The forests of Snezhnaya were silent at night. Heavy snow muffled every sound, the wind howled faintly in the distance, and the moonlight barely pierced through the skeletal branches overhead.
For most, wandering these woods alone after dark would be foolish—wolves prowled, Fatui patrols passed through, and the cold itself could kill.. but Scaramouche wasn’t 'most.'
His boots crunched lightly against the snow as he moved through the forest path. With another tiresome meeting with fellow harbingers behind him and his mind restless, he had chosen to walk instead of teleporting back. The solitude was a rare, if not welcome, occurrence.
Or so he thought.
Because then—he saw something.
A flicker of movement deeper between the trees caught his eye. He stopped and narrowed his gaze. In the moonlit clearing, a figure bent down in the snow by a cluster of berry bushes.
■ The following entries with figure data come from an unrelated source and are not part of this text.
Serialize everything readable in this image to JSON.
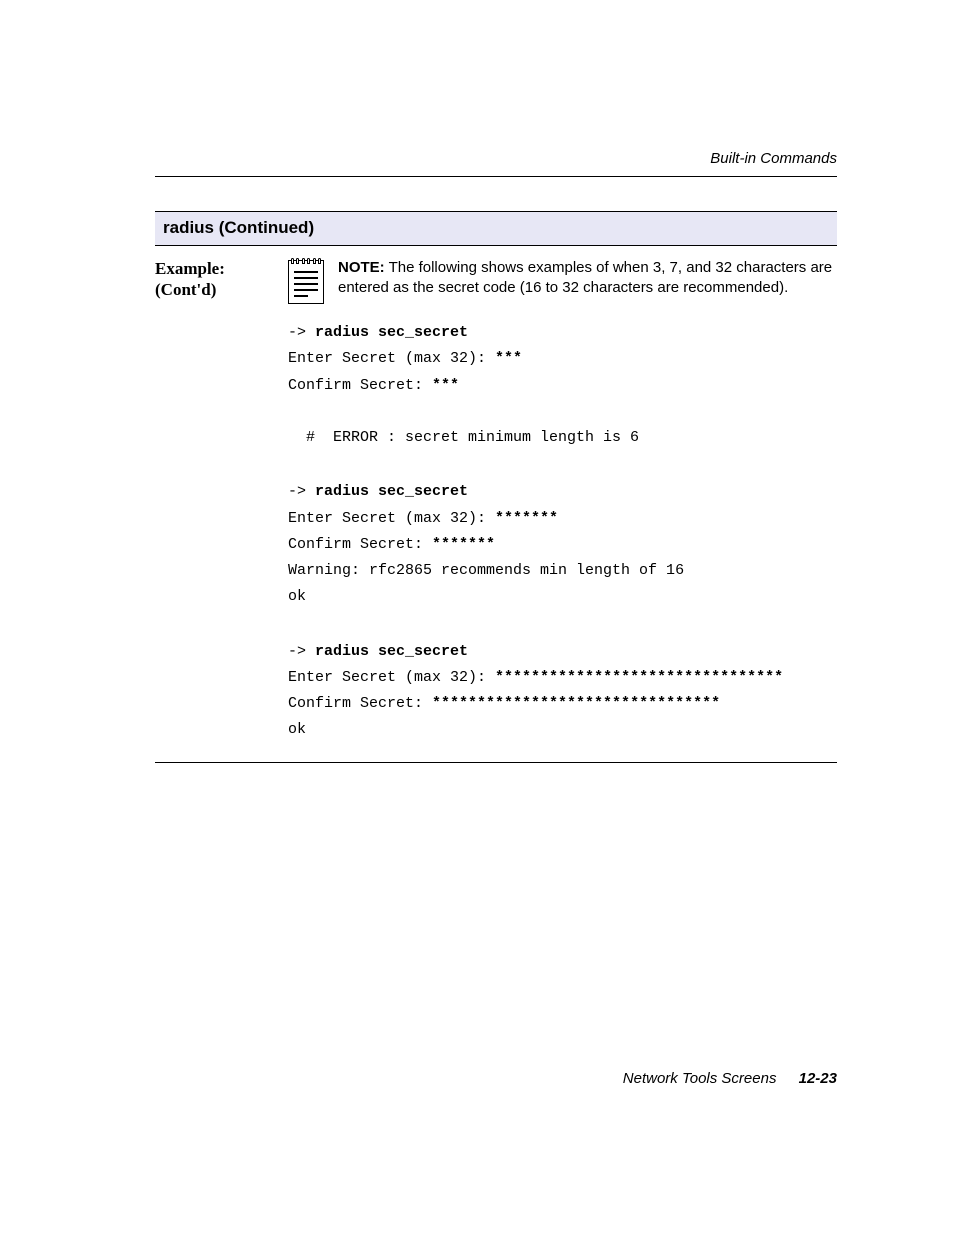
{
  "header": {
    "running": "Built-in Commands"
  },
  "section": {
    "title": "radius (Continued)"
  },
  "label": {
    "line1": "Example:",
    "line2": "(Cont'd)"
  },
  "note": {
    "lead": "NOTE:",
    "text": "  The following shows examples of when 3, 7, and 32 characters are entered as the secret code (16 to 32 characters are recommended)."
  },
  "ex1": {
    "prompt": "-> ",
    "cmd": "radius sec_secret",
    "l1a": "Enter Secret (max 32): ",
    "l1b": "***",
    "l2a": "Confirm Secret: ",
    "l2b": "***",
    "blank": "",
    "err": "  #  ERROR : secret minimum length is 6"
  },
  "ex2": {
    "prompt": "-> ",
    "cmd": "radius sec_secret",
    "l1a": "Enter Secret (max 32): ",
    "l1b": "*******",
    "l2a": "Confirm Secret: ",
    "l2b": "*******",
    "warn": "Warning: rfc2865 recommends min length of 16",
    "ok": "ok"
  },
  "ex3": {
    "prompt": "-> ",
    "cmd": "radius sec_secret",
    "l1a": "Enter Secret (max 32): ",
    "l1b": "********************************",
    "l2a": "Confirm Secret: ",
    "l2b": "********************************",
    "ok": "ok"
  },
  "footer": {
    "title": "Network Tools Screens",
    "page": "12-23"
  }
}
At first glance, it was nothing unusual. Perhaps some villager foolish enough to forage in the dark. But then the figure shifted and the light caught their features.
Pointed ears. Long, delicate and unmistakable.
Scaramouche froze. His chest stilled with a rare kind of disbelief.
An elf.
He had heard the fairytales whispered by old storytellers—beings said to be blessed by nature, half legend, half myth. But to see one in front of him? Ridiculous. Impossible. And yet… undeniable.
He didn’t move. Not at first. His sharp eyes drank in the details—the way {{user}}’s hands carefully gathered berries into a piece of cloth, the faint glow of their skin under moonlight, the calm ease in their movements, as though the forest itself welcomed them.
For once, words did not come easily to him. The ever arrogant harbinger, quick with sarcasm and venom, found himself rooted in silence.
The elf hummed softly as they worked, unaware of their observer. The sound was fragile against the winter air, almost melodic.
Scaramouche’s gloved hand curled loosely at his side. His thoughts tangled. Nonsense. This is nonsense. A trick, an illusion… right?
And yet, he didn’t summon his weapon. He didn’t demand answers. He simply… watched. Snowflakes drifted down, catching in his dark hair. His breath ghosted in the cold as his eyes followed every small motion of theirs. His disbelief was sharp, but beneath it stirred something else—an unfamiliar pull.